Happy New Year! I know, I’m a few days late. But, I have been a little busy and haven’t had much time to post new recipes. I’ve been pretty active on Instagram though! Now, your girl is back and ready to share new recipes. I’ve been all about filling my body with lots of nutrients lately. Which just means more vegetables and less meat. The breakfasts that I cook in the morning have started to bore me, so I decided to switch things up and make this vegan omelet with home fries.
Due to the fact I cannot eat eggs, I’ve been dying to find a good vegan alternative. There are some vegan egg replacers on the market for omelets and scrambles, but I haven’t seen any in my local grocery stores yet. I am waiting for Just Egg to come to Whole Foods. I’ve heard so many good things about it.

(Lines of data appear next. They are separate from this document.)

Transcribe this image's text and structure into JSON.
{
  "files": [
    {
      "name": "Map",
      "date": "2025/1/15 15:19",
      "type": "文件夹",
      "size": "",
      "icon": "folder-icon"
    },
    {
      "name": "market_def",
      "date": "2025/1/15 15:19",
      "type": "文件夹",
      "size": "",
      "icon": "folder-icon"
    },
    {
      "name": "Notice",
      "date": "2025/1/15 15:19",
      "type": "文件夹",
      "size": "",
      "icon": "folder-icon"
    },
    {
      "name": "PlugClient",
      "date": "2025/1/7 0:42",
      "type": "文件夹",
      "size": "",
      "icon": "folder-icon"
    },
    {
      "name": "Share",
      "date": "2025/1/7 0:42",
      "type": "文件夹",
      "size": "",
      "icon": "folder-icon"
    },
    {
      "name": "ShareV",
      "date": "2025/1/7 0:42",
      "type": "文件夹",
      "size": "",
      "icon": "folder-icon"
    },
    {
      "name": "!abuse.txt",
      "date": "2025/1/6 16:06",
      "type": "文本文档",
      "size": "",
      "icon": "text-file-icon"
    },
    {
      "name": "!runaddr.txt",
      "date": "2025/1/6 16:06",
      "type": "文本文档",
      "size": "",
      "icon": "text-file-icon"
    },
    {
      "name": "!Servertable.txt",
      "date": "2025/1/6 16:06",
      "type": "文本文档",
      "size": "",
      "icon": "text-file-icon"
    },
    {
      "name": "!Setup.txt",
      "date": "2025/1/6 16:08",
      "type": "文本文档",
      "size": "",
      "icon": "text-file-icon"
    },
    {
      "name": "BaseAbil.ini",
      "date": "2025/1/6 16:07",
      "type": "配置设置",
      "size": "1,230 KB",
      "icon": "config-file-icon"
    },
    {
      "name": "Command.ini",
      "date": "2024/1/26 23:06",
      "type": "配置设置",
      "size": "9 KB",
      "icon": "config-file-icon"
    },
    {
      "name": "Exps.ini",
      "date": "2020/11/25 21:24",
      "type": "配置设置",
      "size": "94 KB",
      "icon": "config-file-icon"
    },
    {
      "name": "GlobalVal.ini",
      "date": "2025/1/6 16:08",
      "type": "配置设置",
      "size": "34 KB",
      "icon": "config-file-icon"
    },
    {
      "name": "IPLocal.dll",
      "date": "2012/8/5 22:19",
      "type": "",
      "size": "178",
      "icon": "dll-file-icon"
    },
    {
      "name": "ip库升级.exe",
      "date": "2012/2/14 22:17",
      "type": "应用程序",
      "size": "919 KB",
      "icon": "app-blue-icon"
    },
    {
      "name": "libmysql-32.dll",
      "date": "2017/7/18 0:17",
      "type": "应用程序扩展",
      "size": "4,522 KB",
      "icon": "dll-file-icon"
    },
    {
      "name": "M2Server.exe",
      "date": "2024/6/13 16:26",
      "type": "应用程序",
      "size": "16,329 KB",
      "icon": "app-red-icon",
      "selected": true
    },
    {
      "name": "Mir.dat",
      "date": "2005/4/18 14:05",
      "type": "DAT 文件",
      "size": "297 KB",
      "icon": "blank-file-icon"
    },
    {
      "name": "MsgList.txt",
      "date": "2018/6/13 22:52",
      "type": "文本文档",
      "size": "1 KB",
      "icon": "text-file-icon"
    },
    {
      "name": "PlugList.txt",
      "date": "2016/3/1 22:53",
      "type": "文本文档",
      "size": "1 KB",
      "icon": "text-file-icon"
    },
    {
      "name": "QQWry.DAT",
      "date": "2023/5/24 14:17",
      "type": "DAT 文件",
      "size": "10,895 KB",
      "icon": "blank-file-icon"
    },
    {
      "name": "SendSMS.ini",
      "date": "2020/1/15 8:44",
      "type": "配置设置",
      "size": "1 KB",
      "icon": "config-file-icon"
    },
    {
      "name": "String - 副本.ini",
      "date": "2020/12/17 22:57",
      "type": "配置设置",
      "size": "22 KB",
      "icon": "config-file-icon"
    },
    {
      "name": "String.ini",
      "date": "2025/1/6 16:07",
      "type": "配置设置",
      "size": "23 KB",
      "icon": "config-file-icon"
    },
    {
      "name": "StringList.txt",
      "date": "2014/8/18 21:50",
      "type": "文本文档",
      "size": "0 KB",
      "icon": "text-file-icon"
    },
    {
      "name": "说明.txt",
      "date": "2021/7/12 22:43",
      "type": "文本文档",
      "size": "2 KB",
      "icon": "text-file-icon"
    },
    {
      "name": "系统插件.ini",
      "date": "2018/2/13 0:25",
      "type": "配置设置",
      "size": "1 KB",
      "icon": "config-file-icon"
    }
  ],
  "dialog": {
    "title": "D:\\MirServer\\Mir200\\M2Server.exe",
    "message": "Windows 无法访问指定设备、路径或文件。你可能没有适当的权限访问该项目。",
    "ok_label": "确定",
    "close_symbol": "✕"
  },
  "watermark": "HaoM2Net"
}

I first heard about chickpea omelets from Instagram. I wish I could remember the instagrammer to give credit. My favorite thing about this recipe is the fact you can add any vegetables to it to and it will taste good. The only thing this vegan omelet recipe was missing was some good ol tomatoes. Due to the fact I didn’t have any tomatoes in the house, I decided to use some of my Primal Kitchen’s ketchup.
How to make a vegan omelet:
First off, the key to making a vegan omelet is to use chickpea flour! Personally, I do not believe that this vegan omelet tastes like chickpeas. If your omelet tastes like chickpeas, then you need to add more nutritional yeast and spices next time. I prefer to use minimal spices in my omelets. Additionally, you can fill the vegan omelet with vegan cheese. I never liked cheese in omelets, so I used nutritional yeast.
Next, spice it up! I decided to use garlic salt, garlic powder, onion powder, dried cilantro, turmeric, and Trader Joe’s 21 seasoning salute. If you do not like dried cilantro, then just use herbs de provence or Italian seasoning. I decided to not add any spices because I didn’t want this omelet to be spicy. Some spices I recommend to use for this recipe are Lawry’s Seasoning Salt, Berbere, Za’atar, and Sumac.
Lastly, I decided to only fill this vegan omelet with Spinach! I didn’t want to add to many vegetables to the omelet since I wanted to eat some of my veggies for lunch and dinner. Here are a few of my suggestions to add to this omelet: mushrooms, tomatoes, celery, riced butternut squash, or broccoli.
Want more recipes?:
- Gingerbread Pumpkin Rolls
- Strawberry Brioche Cake
- Beet Protein Pancakes
- Healthy Chocolate Gingerbread Oatmeal
For The Vegan Omelet
- 3/4 cup Chickpea Flour
- 3/4 cup Macadamia Milk (or Almond Milk, Cashew Milk, or Hemp Milk)
- 2 tsp Apple Cider Vinegar
- 2 tsp Nutritional Yeast
- 1/4 tsp Baking Soda
- 1 tsp Garlic Powder
- 1 tsp Garlic Salt
- 1/4 tsp Black Pepper
- 1 tsp Trader Joe’s 21 Seasoning Salute
- 1/2 tsp Onion Powder
- 1 tsp Dried Cilantro
- 1/4 tsp Turmeric
- 1 cup Baby Spinach
- Avocado Oil Cooking Spray, for Spraying
- 1 tbsp Primal Kitchen’s Ketchup (optional)
- 1/2 Avocado, for serving (optional)
For the Omelet:
- Start by adding all of the omelet ingredients except for the spinach and the avocado to a large bowl. Mix the mixture until it forms a pancake like batter. Allow to sit for 5-10 minutes.
- Heat a non stick skillet pan over medium/high heat and spray with avocado oil cooking spray, allow to heat for a bit before pouring in the batter.
- Pour half of the batter into the skillet and then proceed to add the spinach. Top with the rest of the batter and wait until the edges are completely cooked before flipping. This should take around 2-4 minutes.
- Flip the omelet and allow to continue to cook on the other side for around 5 minutes. Spray with more avocado oil and turn the stove down to low and allow to sit in the pan until ready to serve.
For The Home Fries:
- Spray a non stick skillet with avocado oil cooking spray over medium/high heat. Add a handful of white onions. Do not add too many white onions.
- While waiting for the skillet to heat, dice up the potatoes and bell peppers. Season with the spices. Add the potatoes and bell peppers to the skillet.
- Allow to cook for at least 20-30 minutes. Pierce the potatoes with a fork to check for doneness.
- Top with yogurt if desired.
- Recipe adapted from Fork and Beans
- This is a recipe for one, it can feed two people if you divide it in half. You will have left overs since it is so filling.